If you add these two principles, the sum could result in a substantial amount in favor of your bottom-line, since negotiated gains almost always go directly and one-on-one to your profit.
(Remember: profit = revenue – costs. If we lower the costs by negotiating a better deal, etcetera).
Negotiating should be a second nature, for everybody.
Why? Because it reflects a company’s respect and understanding for the value of money.
Not only the sales people should get trained in negotiation and go to negotiation classes, but every marketer, logistic manager, finance director, IT expert, GM and HR manager within fmcg should master negotiation. Too often I notice a complete disconnection between an agreed promotion and the consequence of paying €250.000 to a retailer. Without any condition or agreed ROI. Or a deal with an agency based on hours rather than a clear specific result. Or a software purchase for 150 licenses without any volume discount, improved service contract or reduction for longer term usage. Or a “regretted loss” because HR failed to grow the value of the negotiation by including more opportunities.
Personally, I think people have no clue how €50.000 looks like, feels like, smells like or sounds like. An account manager at one of my clients suggested once to demonstrate the value loss of a poorly agreed promotion by buying 3 brand new Smart cars, park them in front of the office and then smash them to parts with a hammer. Just to show how they were destroying value. I’m not sure if it would be the right way, but for sure this would have some impact!
How would it be if all managers felt comfortable negotiating and were doing this consistently?
Imagine negotiating becomes a company wide skill, practiced by everybody. What could be an effective approach to achieve this? Here’s one example.
1. After introducing the concept, first start with creating an understanding for the value of money. Arrange with a local bank branch to bring €100.000 in cash, including security J. It could be any other relevant amount, but at least 10% of the total budget responsibility of a specific function/manager. Let people look at it, feel it, smell it, and listen to its sound. Have a money counter to count the bills and play with it. You get the idea.

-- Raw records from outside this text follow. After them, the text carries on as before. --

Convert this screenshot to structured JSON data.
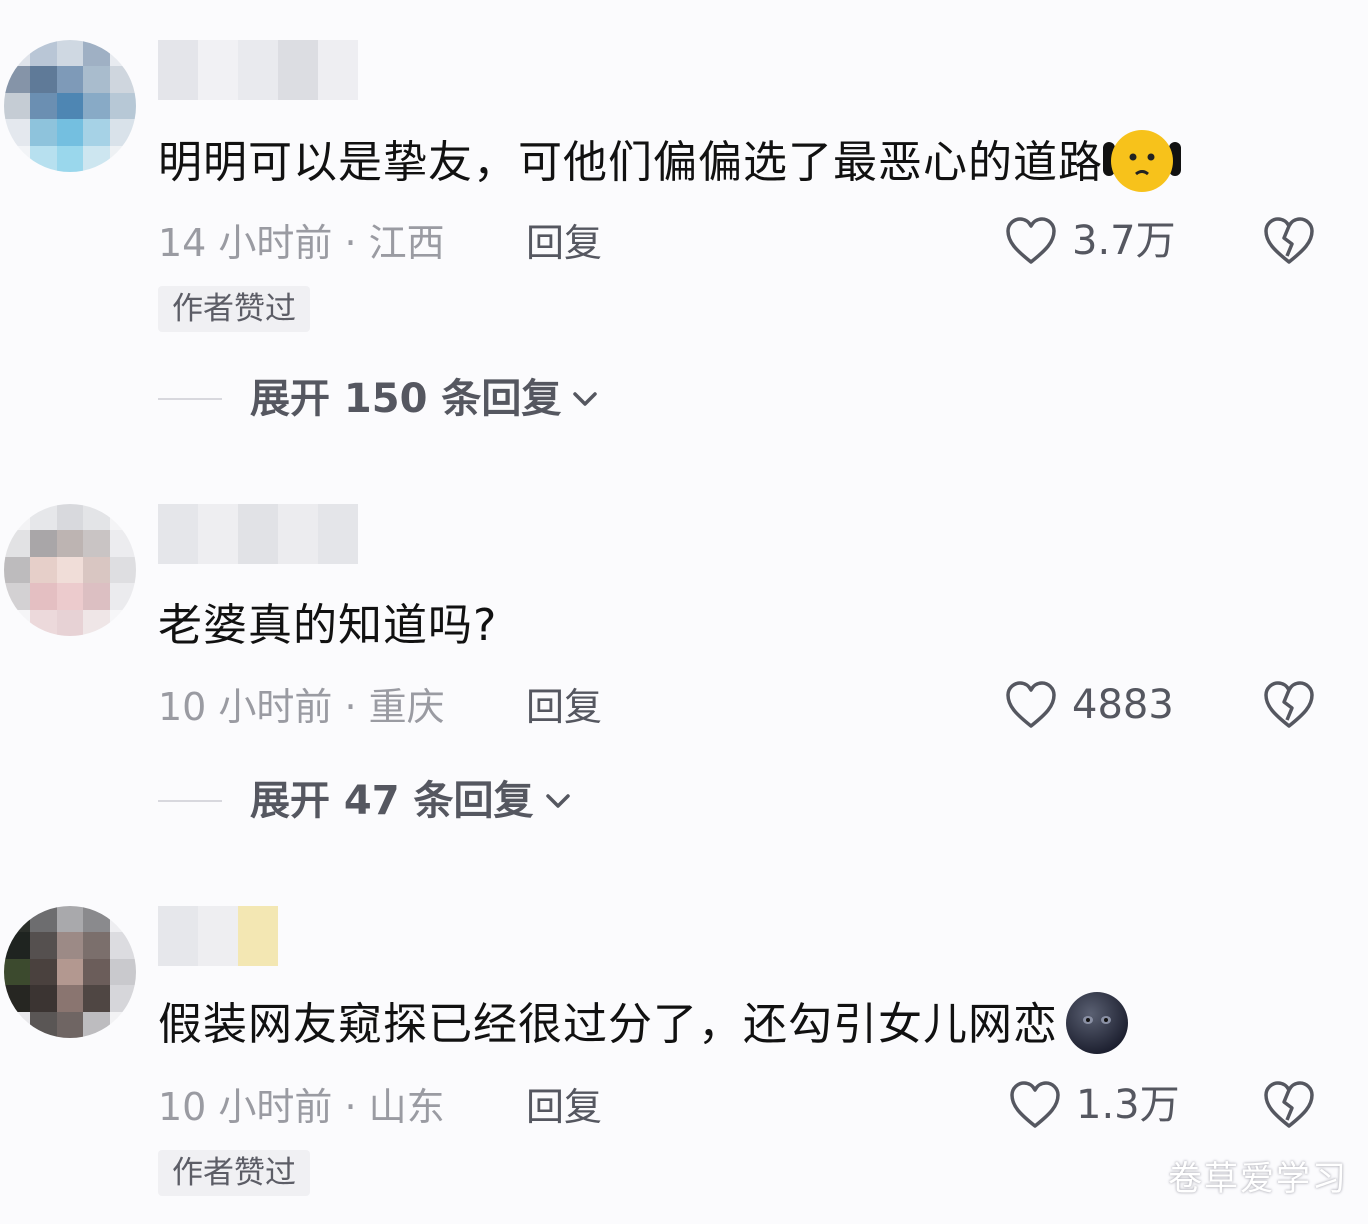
{
  "comments": [
    {
      "text": "明明可以是挚友，可他们偏偏选了最恶心的道路",
      "emoji": "worried-face-emoji",
      "time_location": "14 小时前 · 江西",
      "reply_label": "回复",
      "likes": "3.7万",
      "author_liked_badge": "作者赞过",
      "expand_label": "展开 150 条回复"
    },
    {
      "text": "老婆真的知道吗?",
      "time_location": "10 小时前 · 重庆",
      "reply_label": "回复",
      "likes": "4883",
      "expand_label": "展开 47 条回复"
    },
    {
      "text": "假装网友窥探已经很过分了，还勾引女儿网恋",
      "emoji": "dark-face-emoji",
      "time_location": "10 小时前 · 山东",
      "reply_label": "回复",
      "likes": "1.3万",
      "author_liked_badge": "作者赞过"
    }
  ],
  "watermark": "卷草爱学习",
  "colors": {
    "text_primary": "#111111",
    "text_secondary": "#9a9ba2",
    "background": "#fbfbfd",
    "badge_bg": "#f0f0f3"
  }
}
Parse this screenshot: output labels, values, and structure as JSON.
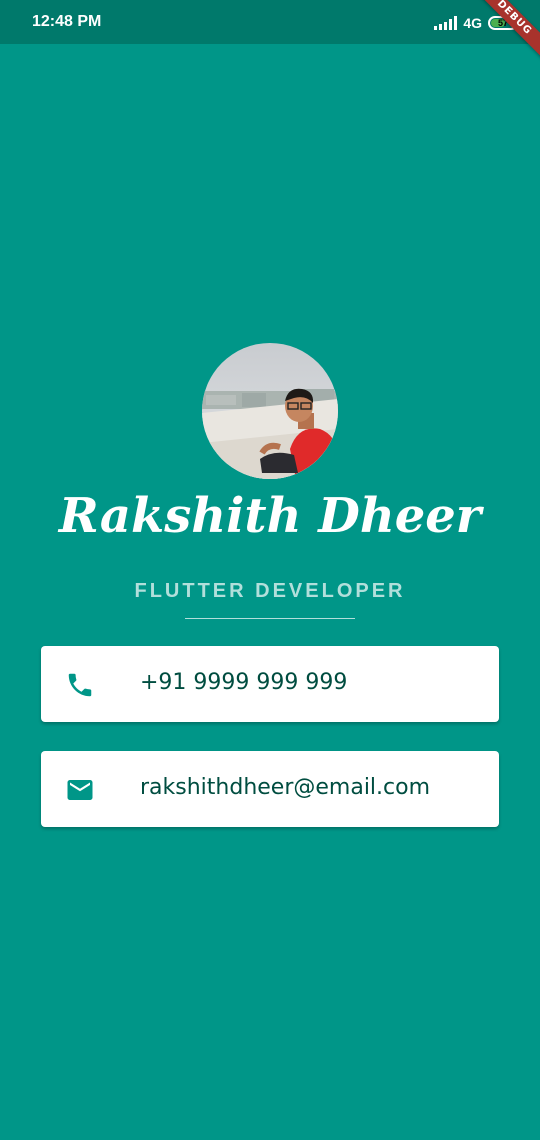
{
  "status_bar": {
    "time": "12:48 PM",
    "network": "4G",
    "battery": "57"
  },
  "debug_banner": "DEBUG",
  "profile": {
    "name": "Rakshith Dheer",
    "title": "FLUTTER DEVELOPER",
    "avatar_icon": "profile-photo"
  },
  "contacts": {
    "phone": {
      "icon": "phone-icon",
      "value": "+91 9999 999 999"
    },
    "email": {
      "icon": "mail-icon",
      "value": "rakshithdheer@email.com"
    }
  },
  "colors": {
    "background": "#009688",
    "status_bar": "#00796b",
    "title_text": "#b2dfdb",
    "card_text": "#004d40",
    "icon": "#009688"
  }
}
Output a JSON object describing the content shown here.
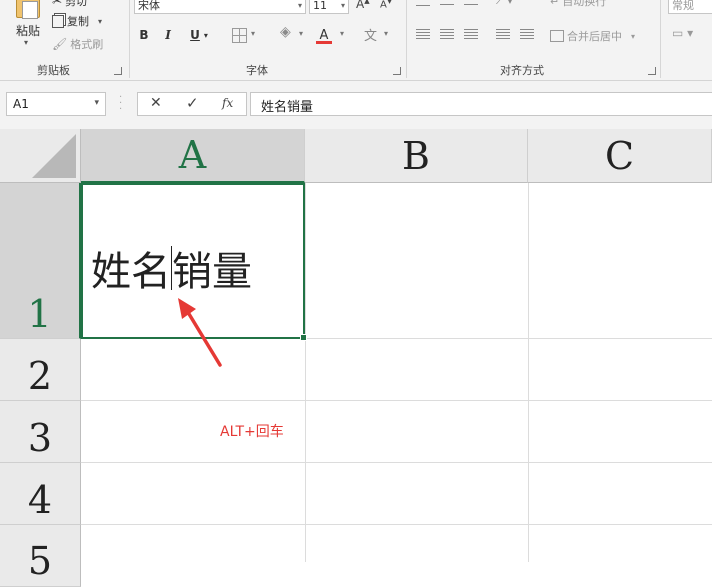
{
  "ribbon": {
    "clipboard": {
      "paste_label": "粘贴",
      "cut_label": "剪切",
      "copy_label": "复制",
      "format_painter_label": "格式刷",
      "group_label": "剪贴板"
    },
    "font": {
      "font_name": "宋体",
      "font_size": "11",
      "bold": "B",
      "italic": "I",
      "underline": "U",
      "font_color_glyph": "A",
      "group_label": "字体"
    },
    "alignment": {
      "wrap_text_label": "自动换行",
      "merge_center_label": "合并后居中",
      "group_label": "对齐方式"
    },
    "number": {
      "format_label": "常规"
    }
  },
  "formula_bar": {
    "name_box": "A1",
    "fx_label": "fx",
    "content": "姓名销量"
  },
  "sheet": {
    "columns": [
      "A",
      "B",
      "C"
    ],
    "rows": [
      "1",
      "2",
      "3",
      "4",
      "5"
    ],
    "cell_a1": {
      "before_cursor": "姓名",
      "after_cursor": "销量"
    },
    "annotation": "ALT+回车"
  },
  "colors": {
    "accent": "#217346",
    "annotation": "#e53935"
  }
}
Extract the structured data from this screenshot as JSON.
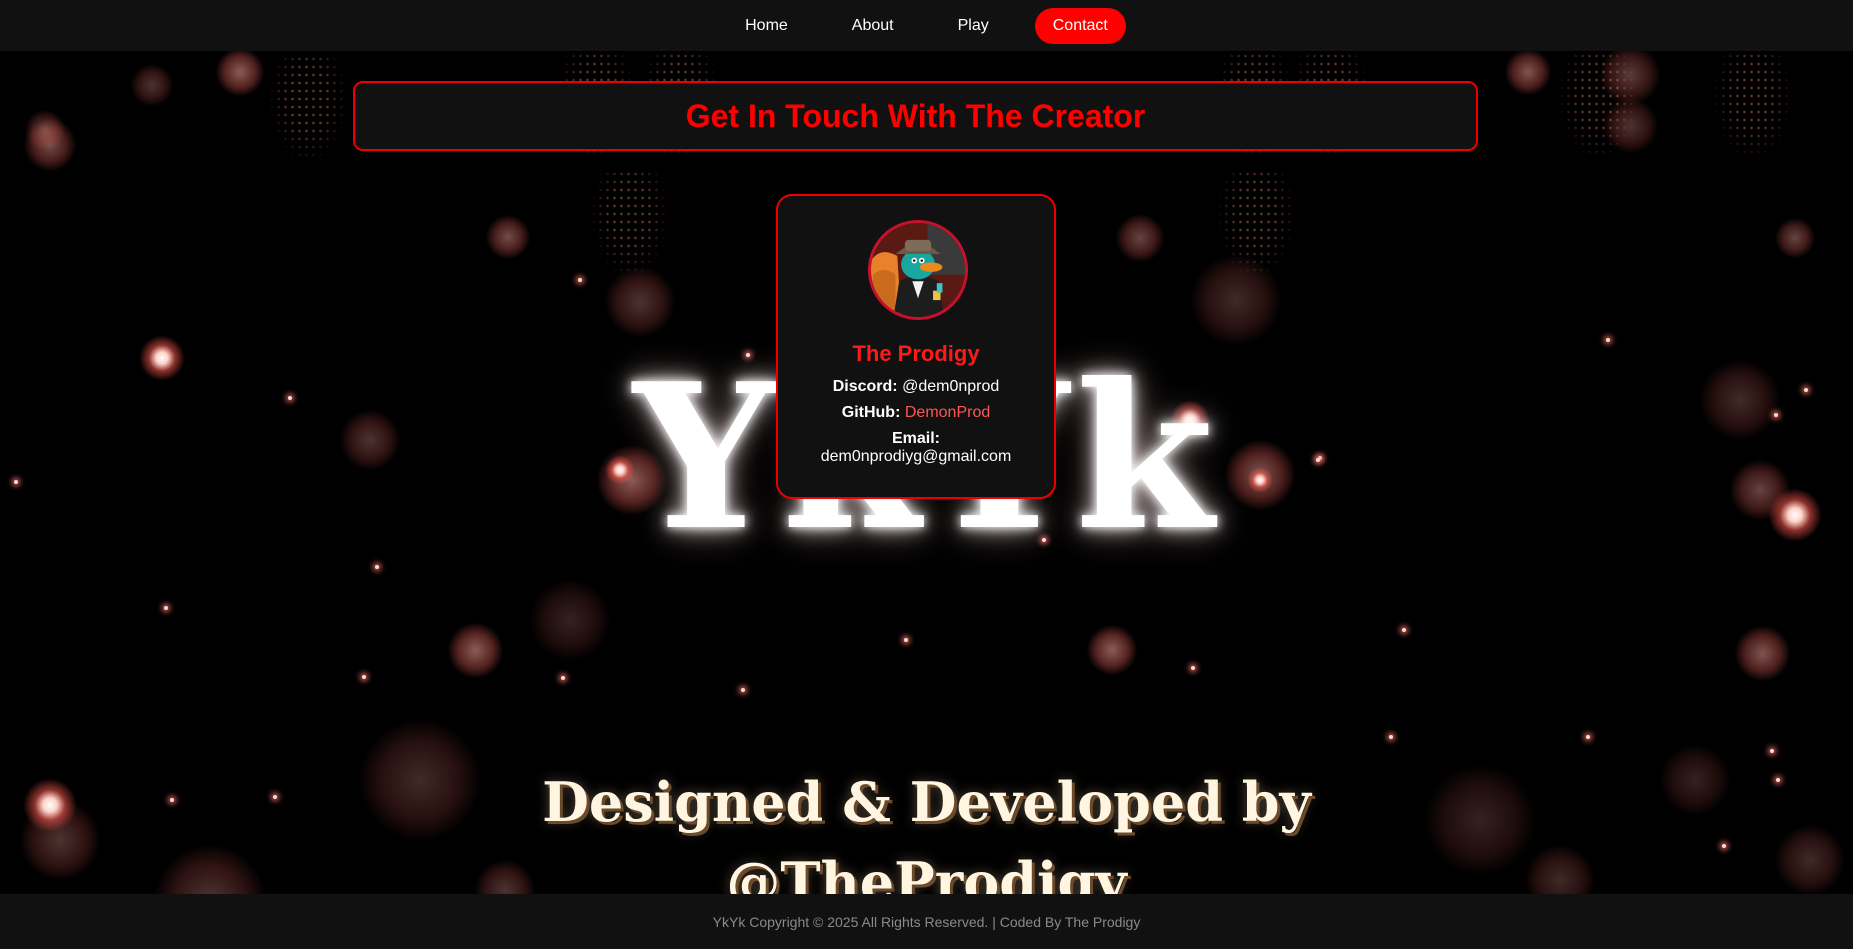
{
  "nav": {
    "items": [
      {
        "label": "Home",
        "active": false
      },
      {
        "label": "About",
        "active": false
      },
      {
        "label": "Play",
        "active": false
      },
      {
        "label": "Contact",
        "active": true
      }
    ]
  },
  "banner": {
    "title": "Get In Touch With The Creator"
  },
  "background": {
    "logo_text": "YkYk"
  },
  "card": {
    "name": "The Prodigy",
    "discord_label": "Discord:",
    "discord_value": "@dem0nprod",
    "github_label": "GitHub:",
    "github_value": "DemonProd",
    "email_label": "Email:",
    "email_value": "dem0nprodiyg@gmail.com",
    "avatar_icon": "perry-the-platypus-avatar-icon"
  },
  "credit": {
    "line1": "Designed & Developed by",
    "line2": "@TheProdigy"
  },
  "footer": {
    "text": "YkYk Copyright © 2025 All Rights Reserved. | Coded By The Prodigy"
  },
  "colors": {
    "accent": "#ff0000",
    "panel": "#111111",
    "background": "#000000",
    "link": "#ff5555",
    "footer_text": "#8a8a8a"
  }
}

2. Start with all the existing deals and contracts. Sit per team or department and look what gains could be realized by challenging every substantial contract or deal. Of course each function or department works with different figures and will therefore have different negotiation opportunities. Cross functional input can do wonders in this stage by challenging the “untouchable deals”.
3. Select the key opportunities and re-negotiate the deals (I realize this sounds like a short cut, but there a enough negotiation trainings available to become an expert). Celebrate each success and make each gain visible, including the bottom-line effect.
4. Once people have gone through this experience, negotiating will be much stronger integrated in future discussions and deal-making. One step further could be to make it part of a person’s development plan.
One final remark
The question arises if you should really negotiate everything, always. And of course, how to negotiate in a professional way? As a company you are in the market for the long term, and you have to deal with long term supplier, agency and customer relationships. Negotiation is therefore not a win-lose or power game. You should negotiate because you respect the value of money. Not because you want to squeeze the best deal out of a supplier.
After the Negotiation Intensive we decided to bite the bullet and to re-negotiate the deal. Although everything was already prepared and printed, we told them that canceling the promotion would be cheaper for us than continuing it under the current conditions. They understood and lowered our maximum investment to 20.000 magazine contracts (instead of 120.000). This saved us €663.000. Besides, instead of paying an invoice, we agreed to barter our investment of €159.000 for media value, which resulted in an actual total investment of around €70.000. You can imagine we’re very happy with this!